Koch distingue trois classes d’actants obligatoires, une classe d’actants « impliqués » pour des raisons extralinguistiques, une classe d’actants facultatifs en raison de « la signification du verbe », c’est-à-dire de la valence sémantique (ou du cadre des rôles sémantiques) et finalement une classe d’« indications libres », c’est-à-dire exemptes de toute restriction, qui correspond aux circonstants de Tesnière. Et à chacun de ces six niveaux il précise s’il s’agit ou pas d’une « propriété systématique des verbes [concernés] », ce qui correspond à la distinction entre langue (propriété systématique) et parole (espace de variation énonciatif et discursif).

 


3. La place de la grammaire ‘valencielle’ en marge de la grammaire générative


Cet aperçu historique consacré à la valence verbale se concentre sur l’émergence de la notion et ses retombées lexicographiques. Commencer avant 1960 n’aurait pas de sens, puisque jusqu’à la première édition des Éléments de syntaxe structurale en 1959, les principes de la valence verbale, l’une des trois composantes fondatrices de la grammaire de dépendance avec celles de diathèse et de translation, n’étaient connus que d’un petit nombre de linguistes. Tesnière était mort en 1955 et il a fallu quatre années de travail minutieux à son collègue germaniste Jean Fourquet pour rassembler les feuillets de son ouvrage en chantier et en confier la publication aux éditions Klincksieck.

Le retentissement initial de cet ouvrage de synthèse a été modéré et c’est seulement à partir de la seconde édition (1966-69) qu’on a mesuré en France l’importance de cette nouvelle démarche. Jean Fourquet avait à l’époque un réseau de collègues syntacticiens dans les deux Allemagne (autour de l’Institut de la Langue Allemande de Mannheim à l’ouest ainsi que de l’Académie des Sciences de Berlin et de l’université de Leipzig à l’est). À Berlin-est, c’est la syntaxe générative de première génération de Chomsky (Syntactic structures, 1957) qui a retenu principalement l’attention et qui a donné lieu à plusieurs thèses importantes, notamment celle de Manfred Bierwisch en 1963 sur la syntaxe du verbe en allemand moderne et celle de Renate Steinitz en 1969 sur la syntaxe des syntagmes adverbiaux. Mais à l’université de Leipzig (République Démocratique à l’époque) et à l’ouest en République Fédérale, c’est la théorie de la valence verbale de Tesnière qui a inspiré les syntacticiens (et plus tard les sémanticiens) et a donné lieu rapidement à deux petits dictionnaires de la valence des verbes allemands, d’abord celui de Gerhard Helbig et Wolfgang Schenkel à Leipzig dès 1969, puis celui de Ulrich Engel et Wilhelm Schumacher à l’Institut de la Langue Allemande de Mannheim en 1976.
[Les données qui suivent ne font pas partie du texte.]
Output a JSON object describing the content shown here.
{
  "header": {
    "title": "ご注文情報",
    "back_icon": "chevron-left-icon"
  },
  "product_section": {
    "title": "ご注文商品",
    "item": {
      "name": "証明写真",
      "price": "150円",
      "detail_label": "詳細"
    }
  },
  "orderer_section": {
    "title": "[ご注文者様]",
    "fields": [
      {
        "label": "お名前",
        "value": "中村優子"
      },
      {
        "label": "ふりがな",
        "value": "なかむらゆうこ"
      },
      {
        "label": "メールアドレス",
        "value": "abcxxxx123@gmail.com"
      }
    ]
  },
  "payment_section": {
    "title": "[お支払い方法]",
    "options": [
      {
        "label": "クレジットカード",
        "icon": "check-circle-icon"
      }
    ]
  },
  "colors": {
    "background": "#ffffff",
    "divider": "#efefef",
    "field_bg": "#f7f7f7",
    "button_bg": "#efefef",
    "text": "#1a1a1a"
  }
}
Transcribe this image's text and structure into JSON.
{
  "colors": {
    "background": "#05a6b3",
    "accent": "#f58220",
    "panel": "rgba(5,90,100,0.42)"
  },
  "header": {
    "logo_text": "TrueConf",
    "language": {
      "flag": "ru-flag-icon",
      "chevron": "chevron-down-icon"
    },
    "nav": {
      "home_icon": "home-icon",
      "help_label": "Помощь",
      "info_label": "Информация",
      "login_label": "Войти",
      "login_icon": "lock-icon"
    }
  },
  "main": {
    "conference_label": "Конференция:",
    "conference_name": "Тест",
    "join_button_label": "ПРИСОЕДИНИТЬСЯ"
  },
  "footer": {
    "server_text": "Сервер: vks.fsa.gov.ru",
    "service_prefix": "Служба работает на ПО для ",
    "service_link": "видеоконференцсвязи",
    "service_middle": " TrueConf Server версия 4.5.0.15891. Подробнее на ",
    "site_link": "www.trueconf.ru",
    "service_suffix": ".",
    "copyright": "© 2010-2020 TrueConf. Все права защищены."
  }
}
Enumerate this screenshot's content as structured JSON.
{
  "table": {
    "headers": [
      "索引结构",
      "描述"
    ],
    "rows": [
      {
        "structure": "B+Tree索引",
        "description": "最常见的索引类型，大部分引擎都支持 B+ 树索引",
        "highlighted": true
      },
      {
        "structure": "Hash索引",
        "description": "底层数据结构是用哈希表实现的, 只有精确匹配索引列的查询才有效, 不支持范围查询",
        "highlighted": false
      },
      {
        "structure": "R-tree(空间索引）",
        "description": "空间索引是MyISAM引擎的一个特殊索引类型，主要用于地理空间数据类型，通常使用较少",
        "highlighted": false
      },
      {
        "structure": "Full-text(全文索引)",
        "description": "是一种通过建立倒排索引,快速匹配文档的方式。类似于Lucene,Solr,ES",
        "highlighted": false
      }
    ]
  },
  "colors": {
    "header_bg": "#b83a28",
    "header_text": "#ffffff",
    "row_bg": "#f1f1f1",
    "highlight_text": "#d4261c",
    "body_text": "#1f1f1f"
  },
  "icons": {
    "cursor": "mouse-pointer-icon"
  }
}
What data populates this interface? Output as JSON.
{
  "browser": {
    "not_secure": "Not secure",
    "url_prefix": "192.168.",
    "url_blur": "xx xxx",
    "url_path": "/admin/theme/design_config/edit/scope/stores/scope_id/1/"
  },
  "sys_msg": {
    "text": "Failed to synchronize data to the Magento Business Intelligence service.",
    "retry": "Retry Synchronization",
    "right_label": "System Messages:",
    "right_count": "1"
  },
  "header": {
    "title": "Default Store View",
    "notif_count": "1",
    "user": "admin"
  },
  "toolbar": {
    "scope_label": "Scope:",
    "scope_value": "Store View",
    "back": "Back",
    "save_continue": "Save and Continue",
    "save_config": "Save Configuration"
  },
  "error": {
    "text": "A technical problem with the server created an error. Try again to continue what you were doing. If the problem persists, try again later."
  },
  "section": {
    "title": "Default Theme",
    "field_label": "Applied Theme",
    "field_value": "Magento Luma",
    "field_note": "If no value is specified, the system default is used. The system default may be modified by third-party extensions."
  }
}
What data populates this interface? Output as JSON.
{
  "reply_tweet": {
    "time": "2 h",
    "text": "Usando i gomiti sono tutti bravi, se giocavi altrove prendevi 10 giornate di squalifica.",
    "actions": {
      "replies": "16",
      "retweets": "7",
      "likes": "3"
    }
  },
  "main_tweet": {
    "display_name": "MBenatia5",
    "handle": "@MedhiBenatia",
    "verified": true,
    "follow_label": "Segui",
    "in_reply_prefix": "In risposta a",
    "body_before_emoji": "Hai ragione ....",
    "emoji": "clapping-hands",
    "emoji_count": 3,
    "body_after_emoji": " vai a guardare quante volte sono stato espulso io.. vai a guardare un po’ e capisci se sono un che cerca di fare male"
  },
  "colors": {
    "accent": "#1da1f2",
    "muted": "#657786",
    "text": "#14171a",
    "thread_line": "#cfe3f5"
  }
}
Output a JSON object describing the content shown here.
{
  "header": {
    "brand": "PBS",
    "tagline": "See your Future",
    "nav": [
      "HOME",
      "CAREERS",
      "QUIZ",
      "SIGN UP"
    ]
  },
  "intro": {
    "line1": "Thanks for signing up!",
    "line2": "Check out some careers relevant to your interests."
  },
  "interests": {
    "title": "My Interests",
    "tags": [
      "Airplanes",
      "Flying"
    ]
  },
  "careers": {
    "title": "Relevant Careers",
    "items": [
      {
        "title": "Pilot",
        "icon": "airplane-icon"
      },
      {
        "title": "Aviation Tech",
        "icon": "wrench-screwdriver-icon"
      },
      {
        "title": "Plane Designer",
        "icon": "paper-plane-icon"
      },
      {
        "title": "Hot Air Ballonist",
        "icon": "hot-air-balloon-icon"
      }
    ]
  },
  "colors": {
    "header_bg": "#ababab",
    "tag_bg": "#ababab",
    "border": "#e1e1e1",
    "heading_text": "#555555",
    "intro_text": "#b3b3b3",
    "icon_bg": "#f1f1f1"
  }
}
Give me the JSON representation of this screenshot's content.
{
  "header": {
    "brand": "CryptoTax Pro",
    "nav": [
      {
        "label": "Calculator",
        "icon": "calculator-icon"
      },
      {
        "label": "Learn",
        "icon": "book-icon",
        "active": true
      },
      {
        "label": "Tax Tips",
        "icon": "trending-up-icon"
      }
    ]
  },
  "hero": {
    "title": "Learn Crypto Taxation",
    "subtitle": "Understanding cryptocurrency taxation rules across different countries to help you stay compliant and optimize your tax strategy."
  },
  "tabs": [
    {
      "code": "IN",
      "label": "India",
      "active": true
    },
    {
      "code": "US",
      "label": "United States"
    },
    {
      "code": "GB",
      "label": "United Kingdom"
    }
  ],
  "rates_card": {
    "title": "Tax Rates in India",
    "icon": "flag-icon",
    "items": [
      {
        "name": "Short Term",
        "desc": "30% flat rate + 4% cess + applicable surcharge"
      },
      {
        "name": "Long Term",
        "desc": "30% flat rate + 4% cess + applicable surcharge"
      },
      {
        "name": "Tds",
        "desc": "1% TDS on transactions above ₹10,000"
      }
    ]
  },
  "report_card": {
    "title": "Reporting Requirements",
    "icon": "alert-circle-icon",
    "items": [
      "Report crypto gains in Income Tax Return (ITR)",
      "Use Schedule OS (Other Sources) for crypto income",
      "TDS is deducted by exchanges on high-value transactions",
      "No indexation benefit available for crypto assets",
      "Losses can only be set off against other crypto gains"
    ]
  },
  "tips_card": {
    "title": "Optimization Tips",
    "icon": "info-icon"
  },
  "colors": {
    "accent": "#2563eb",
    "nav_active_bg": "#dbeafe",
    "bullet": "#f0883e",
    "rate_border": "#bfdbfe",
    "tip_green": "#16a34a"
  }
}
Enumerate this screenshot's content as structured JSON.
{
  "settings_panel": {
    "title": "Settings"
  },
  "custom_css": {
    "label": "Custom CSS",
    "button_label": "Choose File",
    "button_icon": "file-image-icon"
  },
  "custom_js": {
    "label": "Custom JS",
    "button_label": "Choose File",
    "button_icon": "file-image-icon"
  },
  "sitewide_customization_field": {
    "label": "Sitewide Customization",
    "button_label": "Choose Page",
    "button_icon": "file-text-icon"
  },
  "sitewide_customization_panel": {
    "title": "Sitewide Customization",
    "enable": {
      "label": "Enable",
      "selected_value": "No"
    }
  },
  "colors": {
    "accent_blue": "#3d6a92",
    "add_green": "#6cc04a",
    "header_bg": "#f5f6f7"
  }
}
Alors que Michel Arrivé déclarait dans sa recension des Éléments (Langue Française, n°1, 1969 : 40) que « pour le linguiste d’aujourd’hui, la théorie syntaxique de Tesnière n’a plus qu’un intérêt historique », ce sont donc bien des grammairiens allemands qui ont permis à la théorie de la valence et plus largement à la grammaire de dépendance de trouver un écho, notamment pour l’enseignement des structures de l’allemand à l’étranger. Et, par le biais de l’Inspection Générale d’allemand, cette syntaxe est même entrée dans les manuels français d’enseignement de l’allemand.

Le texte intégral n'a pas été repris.